Twitter is heir to the 18th century coffee house forum and its tradition of satire, just as the meme is heir to the hand-drawn political caricature.
Miliband has previously taken part in forced memes, none of which approached the success of the #Milifandom. His Twitter account openly asks for retweets and formats his campaign promises in tweetable images. He fills out cheesy questionnaires where he tries to be charming. He posed in the “This is what a feminist looks like” shirt to mixed reactions, along with doing awkward “collabs” with famous YouTubers.
In a sense, all politicians today are walking memes, policing every step, waiting to have their speeches remixed by CassetteBoy or to be photographed awkwardly eating a hotdog with a fork. Twitter, filled as it is with comedians and journalists, is heir to the 18th century coffee house forum and its tradition of satire, just as the meme is heir to the hand-drawn political caricature.
Miliband as the bae-next-door could never exist without Cameron’s attempts to be your best friend, or Putin posing as a superhero. And Twitter has a way of forcing its users to take sides, with fandoms serving both as training and inspiration for political mobilisation.
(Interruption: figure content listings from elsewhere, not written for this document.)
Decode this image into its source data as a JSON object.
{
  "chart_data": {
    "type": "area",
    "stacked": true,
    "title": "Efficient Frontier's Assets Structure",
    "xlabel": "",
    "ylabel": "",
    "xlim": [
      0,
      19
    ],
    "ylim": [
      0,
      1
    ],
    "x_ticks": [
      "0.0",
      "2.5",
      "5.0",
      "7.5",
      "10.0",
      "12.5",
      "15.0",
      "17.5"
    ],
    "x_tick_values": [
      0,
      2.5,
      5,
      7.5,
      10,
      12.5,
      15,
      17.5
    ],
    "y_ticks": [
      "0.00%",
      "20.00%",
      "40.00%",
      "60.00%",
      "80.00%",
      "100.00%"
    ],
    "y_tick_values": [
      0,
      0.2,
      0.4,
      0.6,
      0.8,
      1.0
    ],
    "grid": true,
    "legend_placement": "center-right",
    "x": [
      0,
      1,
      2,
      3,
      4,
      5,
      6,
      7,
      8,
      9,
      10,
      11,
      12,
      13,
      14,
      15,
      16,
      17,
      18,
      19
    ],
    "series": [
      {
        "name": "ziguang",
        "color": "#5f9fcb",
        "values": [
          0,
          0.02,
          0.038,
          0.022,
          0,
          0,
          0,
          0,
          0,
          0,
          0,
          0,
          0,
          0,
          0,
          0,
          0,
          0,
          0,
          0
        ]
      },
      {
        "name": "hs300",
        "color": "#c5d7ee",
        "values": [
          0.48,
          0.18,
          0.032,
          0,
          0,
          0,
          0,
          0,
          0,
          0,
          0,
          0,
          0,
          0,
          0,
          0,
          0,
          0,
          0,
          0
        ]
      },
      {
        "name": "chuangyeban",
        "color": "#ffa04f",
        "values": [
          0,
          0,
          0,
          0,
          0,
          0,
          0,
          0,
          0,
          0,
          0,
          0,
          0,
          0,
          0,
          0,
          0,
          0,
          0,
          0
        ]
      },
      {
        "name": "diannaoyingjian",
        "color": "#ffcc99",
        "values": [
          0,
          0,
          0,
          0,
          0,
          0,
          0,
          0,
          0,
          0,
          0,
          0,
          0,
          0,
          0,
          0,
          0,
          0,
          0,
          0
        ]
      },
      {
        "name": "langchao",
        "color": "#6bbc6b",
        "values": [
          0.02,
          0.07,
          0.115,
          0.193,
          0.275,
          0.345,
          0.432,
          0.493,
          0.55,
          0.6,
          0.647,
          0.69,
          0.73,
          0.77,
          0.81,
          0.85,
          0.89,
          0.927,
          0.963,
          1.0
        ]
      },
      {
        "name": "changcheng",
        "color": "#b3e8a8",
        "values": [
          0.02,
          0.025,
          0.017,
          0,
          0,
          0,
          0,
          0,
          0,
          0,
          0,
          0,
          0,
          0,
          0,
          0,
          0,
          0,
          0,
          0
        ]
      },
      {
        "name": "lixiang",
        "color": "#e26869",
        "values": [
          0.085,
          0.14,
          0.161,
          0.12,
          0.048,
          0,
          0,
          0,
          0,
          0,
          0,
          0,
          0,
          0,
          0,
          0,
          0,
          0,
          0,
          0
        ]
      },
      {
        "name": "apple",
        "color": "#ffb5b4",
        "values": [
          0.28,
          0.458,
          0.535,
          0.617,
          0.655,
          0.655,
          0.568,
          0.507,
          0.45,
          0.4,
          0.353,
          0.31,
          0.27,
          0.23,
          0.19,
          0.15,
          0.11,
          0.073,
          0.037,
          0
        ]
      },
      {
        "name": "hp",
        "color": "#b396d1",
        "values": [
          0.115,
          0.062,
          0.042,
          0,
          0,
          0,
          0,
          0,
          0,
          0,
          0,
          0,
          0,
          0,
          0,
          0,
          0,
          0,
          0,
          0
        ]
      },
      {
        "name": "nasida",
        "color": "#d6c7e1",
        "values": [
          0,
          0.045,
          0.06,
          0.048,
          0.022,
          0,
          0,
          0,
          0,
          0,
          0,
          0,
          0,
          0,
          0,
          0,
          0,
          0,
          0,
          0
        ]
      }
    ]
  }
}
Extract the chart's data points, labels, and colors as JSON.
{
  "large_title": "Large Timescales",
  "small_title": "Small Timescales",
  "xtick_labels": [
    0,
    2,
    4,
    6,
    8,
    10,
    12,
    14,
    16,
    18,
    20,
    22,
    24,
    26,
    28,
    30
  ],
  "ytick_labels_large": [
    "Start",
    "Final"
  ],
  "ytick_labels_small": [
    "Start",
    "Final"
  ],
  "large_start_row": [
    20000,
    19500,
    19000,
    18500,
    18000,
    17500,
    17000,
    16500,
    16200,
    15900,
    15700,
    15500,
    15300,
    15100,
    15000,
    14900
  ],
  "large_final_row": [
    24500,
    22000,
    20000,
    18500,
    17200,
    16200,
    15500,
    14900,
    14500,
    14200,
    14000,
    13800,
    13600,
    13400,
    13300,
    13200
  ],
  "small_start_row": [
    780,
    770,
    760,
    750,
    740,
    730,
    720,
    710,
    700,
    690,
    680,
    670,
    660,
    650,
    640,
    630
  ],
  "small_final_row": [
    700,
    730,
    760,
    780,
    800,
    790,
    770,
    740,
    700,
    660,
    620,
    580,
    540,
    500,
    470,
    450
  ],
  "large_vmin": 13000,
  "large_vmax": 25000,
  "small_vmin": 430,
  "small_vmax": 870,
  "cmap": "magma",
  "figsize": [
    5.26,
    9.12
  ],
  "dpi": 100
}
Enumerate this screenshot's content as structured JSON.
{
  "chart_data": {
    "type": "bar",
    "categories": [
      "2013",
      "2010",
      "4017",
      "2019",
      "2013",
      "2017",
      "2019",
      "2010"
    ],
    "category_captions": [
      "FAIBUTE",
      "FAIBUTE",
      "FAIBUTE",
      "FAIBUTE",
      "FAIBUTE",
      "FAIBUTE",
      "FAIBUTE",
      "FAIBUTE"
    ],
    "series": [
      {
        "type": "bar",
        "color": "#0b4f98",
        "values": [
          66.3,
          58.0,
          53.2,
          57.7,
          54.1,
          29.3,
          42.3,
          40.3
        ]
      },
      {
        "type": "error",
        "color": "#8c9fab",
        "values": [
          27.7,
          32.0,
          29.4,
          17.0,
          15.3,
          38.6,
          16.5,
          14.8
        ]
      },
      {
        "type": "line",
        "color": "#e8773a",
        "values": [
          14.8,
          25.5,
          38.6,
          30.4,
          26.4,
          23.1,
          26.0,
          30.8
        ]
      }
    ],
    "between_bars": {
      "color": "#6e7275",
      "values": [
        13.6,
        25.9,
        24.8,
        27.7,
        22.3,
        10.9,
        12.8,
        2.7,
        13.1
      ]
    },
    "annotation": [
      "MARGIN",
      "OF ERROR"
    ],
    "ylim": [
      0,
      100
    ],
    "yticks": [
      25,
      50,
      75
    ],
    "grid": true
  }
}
Ed Miliband is memeable, and this has made him loveable. At least for now. The #milifandom only came into existence two weeks ago, and can only end one of two ways: with Miliband rejected by the greater UK public at next week’s election, or with Labour in power and him no longer the underdog.
But one prophecy, made in the first ever tweet to feature the term #milifandom, has proven true so far: “The #milifandom will grow stronger every day.”